Se a estratégia proposta pela instituição financeira não der resultado no prazo estipulado, o investidor tem de volta o valor do principal. Há a também a possibilidade de COE com risco de capital principal, com o investidor podendo receber menos, mas esse tipo de produto parece não ter apelo comercial.
A oferta é tentadora, mas há de se considerar o custo de oportunidade. No caso do pior cenário possível tenho meu capital de volta, mas deixei de ganhar, no mínimo, a Selic acumulada no período. Algumas modalidades tentam sanar isso oferecendo, também, algum tipo de correção do principal.
Aliás, uma vez dentro do COE não é possível fazer o resgate antes do tempo estipulado. Isso acontece, segundo Sergio, pois as operações do COE estão todas “amarradas” e não teria como fazer alterações tributárias e contábeis antes do vencimento. O COE tem uma espécie de “trava” no seu registro.

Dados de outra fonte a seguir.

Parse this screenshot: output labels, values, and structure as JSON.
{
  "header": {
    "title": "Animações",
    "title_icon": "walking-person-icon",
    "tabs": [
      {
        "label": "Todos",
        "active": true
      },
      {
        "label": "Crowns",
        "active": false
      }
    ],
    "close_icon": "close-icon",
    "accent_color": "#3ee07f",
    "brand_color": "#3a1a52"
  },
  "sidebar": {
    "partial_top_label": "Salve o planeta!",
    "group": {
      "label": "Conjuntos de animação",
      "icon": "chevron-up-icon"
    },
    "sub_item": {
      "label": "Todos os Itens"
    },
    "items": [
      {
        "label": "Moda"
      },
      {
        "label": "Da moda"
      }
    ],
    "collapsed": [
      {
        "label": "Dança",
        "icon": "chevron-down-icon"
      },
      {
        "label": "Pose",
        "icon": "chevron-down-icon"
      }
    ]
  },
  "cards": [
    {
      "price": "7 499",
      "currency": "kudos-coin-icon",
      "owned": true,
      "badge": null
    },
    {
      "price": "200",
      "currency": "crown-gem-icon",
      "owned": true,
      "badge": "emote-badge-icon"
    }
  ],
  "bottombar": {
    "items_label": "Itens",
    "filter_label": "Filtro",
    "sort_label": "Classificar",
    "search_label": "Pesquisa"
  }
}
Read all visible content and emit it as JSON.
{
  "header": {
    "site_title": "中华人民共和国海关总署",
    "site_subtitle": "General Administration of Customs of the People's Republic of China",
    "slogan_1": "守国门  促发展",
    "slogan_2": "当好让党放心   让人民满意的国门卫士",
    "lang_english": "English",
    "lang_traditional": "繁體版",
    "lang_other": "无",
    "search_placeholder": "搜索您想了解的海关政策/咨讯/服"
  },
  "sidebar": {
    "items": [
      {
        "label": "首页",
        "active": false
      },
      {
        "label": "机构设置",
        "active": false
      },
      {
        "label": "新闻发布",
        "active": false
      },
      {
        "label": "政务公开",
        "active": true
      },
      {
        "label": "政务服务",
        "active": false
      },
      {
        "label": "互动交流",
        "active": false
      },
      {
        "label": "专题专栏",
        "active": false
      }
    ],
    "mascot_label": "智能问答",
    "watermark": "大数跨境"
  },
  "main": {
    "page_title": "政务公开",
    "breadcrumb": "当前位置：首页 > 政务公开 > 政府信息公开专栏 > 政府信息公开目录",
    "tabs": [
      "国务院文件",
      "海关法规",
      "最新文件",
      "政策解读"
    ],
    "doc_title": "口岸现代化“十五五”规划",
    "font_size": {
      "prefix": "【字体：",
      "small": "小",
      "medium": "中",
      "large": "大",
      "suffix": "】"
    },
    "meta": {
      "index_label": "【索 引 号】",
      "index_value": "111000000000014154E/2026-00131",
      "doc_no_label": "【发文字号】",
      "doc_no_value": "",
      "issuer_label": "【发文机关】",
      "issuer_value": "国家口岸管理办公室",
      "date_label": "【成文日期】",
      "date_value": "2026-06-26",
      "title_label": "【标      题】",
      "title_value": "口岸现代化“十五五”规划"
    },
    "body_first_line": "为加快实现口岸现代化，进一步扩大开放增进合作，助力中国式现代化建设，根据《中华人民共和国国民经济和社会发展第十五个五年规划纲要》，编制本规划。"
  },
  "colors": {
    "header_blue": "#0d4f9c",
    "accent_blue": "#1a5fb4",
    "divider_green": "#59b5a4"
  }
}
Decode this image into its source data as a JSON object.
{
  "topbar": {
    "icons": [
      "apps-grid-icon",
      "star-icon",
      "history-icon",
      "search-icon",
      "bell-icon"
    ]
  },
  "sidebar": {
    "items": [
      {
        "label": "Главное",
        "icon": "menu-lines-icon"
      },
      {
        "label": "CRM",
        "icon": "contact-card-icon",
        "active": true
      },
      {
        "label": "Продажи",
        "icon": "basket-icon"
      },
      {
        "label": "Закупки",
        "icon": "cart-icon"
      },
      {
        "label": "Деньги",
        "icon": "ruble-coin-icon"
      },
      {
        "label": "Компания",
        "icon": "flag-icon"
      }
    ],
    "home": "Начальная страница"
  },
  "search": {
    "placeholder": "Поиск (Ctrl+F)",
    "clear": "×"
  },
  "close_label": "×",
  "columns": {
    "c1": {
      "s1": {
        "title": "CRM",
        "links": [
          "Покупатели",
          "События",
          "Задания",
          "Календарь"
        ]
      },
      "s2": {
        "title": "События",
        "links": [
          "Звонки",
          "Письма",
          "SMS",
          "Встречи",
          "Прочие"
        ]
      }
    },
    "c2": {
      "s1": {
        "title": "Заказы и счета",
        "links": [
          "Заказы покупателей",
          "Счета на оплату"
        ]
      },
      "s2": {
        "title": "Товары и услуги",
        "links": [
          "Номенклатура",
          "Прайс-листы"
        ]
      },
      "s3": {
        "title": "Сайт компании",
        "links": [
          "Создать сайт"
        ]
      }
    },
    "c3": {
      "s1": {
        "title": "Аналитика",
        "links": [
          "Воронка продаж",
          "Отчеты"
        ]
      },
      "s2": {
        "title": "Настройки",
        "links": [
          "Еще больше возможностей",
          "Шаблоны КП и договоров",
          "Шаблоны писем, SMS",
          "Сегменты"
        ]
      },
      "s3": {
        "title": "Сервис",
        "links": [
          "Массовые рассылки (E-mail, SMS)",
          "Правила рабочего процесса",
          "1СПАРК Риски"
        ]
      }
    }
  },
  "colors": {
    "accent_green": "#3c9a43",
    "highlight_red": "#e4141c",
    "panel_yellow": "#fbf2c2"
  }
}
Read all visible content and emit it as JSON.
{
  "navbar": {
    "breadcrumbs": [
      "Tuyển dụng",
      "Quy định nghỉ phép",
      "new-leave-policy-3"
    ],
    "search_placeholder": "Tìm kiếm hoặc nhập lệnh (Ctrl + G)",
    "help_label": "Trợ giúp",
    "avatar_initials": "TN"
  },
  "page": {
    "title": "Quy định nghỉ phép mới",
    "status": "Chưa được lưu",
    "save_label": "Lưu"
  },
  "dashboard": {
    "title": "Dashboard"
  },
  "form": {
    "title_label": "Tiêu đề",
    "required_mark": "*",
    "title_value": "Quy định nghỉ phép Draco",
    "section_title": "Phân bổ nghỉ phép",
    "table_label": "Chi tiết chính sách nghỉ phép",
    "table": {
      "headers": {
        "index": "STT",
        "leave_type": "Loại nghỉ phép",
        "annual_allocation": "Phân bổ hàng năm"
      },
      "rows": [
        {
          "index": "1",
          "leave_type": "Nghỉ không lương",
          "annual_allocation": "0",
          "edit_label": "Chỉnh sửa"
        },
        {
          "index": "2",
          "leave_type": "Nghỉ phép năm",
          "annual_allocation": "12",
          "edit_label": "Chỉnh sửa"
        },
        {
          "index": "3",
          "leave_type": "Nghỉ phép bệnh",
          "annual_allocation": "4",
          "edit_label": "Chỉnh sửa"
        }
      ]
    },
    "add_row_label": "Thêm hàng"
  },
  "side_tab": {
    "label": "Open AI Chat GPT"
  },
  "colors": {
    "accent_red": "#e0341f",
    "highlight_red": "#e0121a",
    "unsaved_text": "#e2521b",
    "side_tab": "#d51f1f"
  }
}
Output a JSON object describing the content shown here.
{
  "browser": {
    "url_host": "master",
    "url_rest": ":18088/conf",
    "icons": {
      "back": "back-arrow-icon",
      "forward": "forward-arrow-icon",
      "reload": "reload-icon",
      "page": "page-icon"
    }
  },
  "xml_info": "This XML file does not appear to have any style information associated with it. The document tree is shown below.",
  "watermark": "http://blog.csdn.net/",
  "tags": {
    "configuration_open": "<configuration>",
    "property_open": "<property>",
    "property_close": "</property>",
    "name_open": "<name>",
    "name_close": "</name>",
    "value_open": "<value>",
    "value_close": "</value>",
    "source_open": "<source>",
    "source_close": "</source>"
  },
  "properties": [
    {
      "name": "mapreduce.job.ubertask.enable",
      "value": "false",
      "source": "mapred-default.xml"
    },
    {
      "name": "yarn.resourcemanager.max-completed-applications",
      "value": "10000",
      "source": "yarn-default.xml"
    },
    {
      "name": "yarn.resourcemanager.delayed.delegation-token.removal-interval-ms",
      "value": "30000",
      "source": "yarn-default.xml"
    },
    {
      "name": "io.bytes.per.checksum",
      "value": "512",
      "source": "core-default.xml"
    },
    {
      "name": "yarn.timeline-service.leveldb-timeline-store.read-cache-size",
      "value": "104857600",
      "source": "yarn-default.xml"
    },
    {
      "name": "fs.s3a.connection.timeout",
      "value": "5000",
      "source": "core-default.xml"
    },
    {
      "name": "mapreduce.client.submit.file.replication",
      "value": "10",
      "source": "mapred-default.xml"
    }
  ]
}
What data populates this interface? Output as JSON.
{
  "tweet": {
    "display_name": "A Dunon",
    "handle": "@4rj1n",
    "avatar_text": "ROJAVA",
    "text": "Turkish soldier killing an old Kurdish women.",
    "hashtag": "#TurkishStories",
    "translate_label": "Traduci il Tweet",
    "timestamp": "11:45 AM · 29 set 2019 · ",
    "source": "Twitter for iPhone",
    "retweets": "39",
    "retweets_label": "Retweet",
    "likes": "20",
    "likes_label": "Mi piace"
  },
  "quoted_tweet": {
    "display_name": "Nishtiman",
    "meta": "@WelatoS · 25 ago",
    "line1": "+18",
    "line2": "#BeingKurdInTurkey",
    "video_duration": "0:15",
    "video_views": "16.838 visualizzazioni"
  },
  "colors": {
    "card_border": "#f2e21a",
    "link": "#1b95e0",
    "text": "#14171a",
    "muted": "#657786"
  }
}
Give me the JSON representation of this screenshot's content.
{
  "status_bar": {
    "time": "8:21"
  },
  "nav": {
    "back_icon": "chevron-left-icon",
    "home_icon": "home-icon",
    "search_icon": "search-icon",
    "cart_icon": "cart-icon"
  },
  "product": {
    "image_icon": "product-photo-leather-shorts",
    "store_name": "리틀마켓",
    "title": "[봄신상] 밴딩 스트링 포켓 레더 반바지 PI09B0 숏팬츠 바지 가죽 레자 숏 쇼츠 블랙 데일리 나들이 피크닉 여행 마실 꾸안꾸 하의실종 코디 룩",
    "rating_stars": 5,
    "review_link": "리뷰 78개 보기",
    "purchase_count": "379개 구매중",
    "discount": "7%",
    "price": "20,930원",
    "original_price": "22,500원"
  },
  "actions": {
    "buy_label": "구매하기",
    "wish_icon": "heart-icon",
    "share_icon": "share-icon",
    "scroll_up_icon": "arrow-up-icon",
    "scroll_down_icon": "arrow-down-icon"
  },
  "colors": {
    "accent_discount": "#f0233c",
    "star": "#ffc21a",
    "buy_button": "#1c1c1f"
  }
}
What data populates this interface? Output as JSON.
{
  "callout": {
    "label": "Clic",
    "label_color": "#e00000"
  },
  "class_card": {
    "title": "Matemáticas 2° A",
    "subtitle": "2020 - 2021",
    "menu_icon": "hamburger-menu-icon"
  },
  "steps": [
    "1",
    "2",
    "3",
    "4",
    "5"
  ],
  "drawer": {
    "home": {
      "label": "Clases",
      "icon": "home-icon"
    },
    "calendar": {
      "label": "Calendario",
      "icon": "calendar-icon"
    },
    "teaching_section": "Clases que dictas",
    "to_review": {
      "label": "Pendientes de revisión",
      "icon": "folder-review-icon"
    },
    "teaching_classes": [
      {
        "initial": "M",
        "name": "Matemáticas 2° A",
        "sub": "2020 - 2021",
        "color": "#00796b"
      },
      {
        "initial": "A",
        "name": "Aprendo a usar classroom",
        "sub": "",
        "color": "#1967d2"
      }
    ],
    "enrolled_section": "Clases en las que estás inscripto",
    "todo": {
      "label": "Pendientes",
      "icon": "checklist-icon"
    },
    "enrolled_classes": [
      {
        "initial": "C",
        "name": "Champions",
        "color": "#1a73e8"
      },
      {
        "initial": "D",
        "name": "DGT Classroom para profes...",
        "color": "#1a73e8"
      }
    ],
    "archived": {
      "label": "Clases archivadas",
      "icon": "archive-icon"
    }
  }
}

Esse tipo de aporte requer programação por parte do investidor, que tem de ter a ciência de que não vai poder dispor do recurso empenhado durante o prazo de vigência do COE.
Mas e o risco?
O principal risco a ser avaliado é o do banco emissor. Se ele quebrar no meio do caminho, não há proteção do Fundo Garantidor de Créditos (FGC). Dada a sua complexidade e exigências do BC, que estipulou diversas regras a serem seguidas, como testes periódicos de estresse e sensibilidade, o produto deve ficar restrito a grandes bancos ou instituições especializadas. Entre os atuais emissores temos Bradesco, BTG Pactual, Credit Suisse, Itaú Unibanco e Safra.
Outro ponto ainda opaco, mas que pode ser melhorado, é quanto o emissor está ganhando. Como no CDB, principal instrumento de captação dos bancos, o investidor não sabe qual a taxa de retorno da instituição financeira – algo que fica claro em fundos de investimento que cobram um percentual de administração e/ou taxa de performance. No exterior já existem iniciativas que explicitam a estrutura de remuneração do emissor.
O COE, segundo Sergio, funciona em um ambiente de juro baixo, como o atual. Mesmo não sendo relevante em termos de captação (CDBs movimentam mais de R$ 750 bilhões) é uma alternativa que dá previsibilidade para o caixa dos bancos, fator primordial na atividade bancária, e oferece alternativa de rentabilidade ao investidor.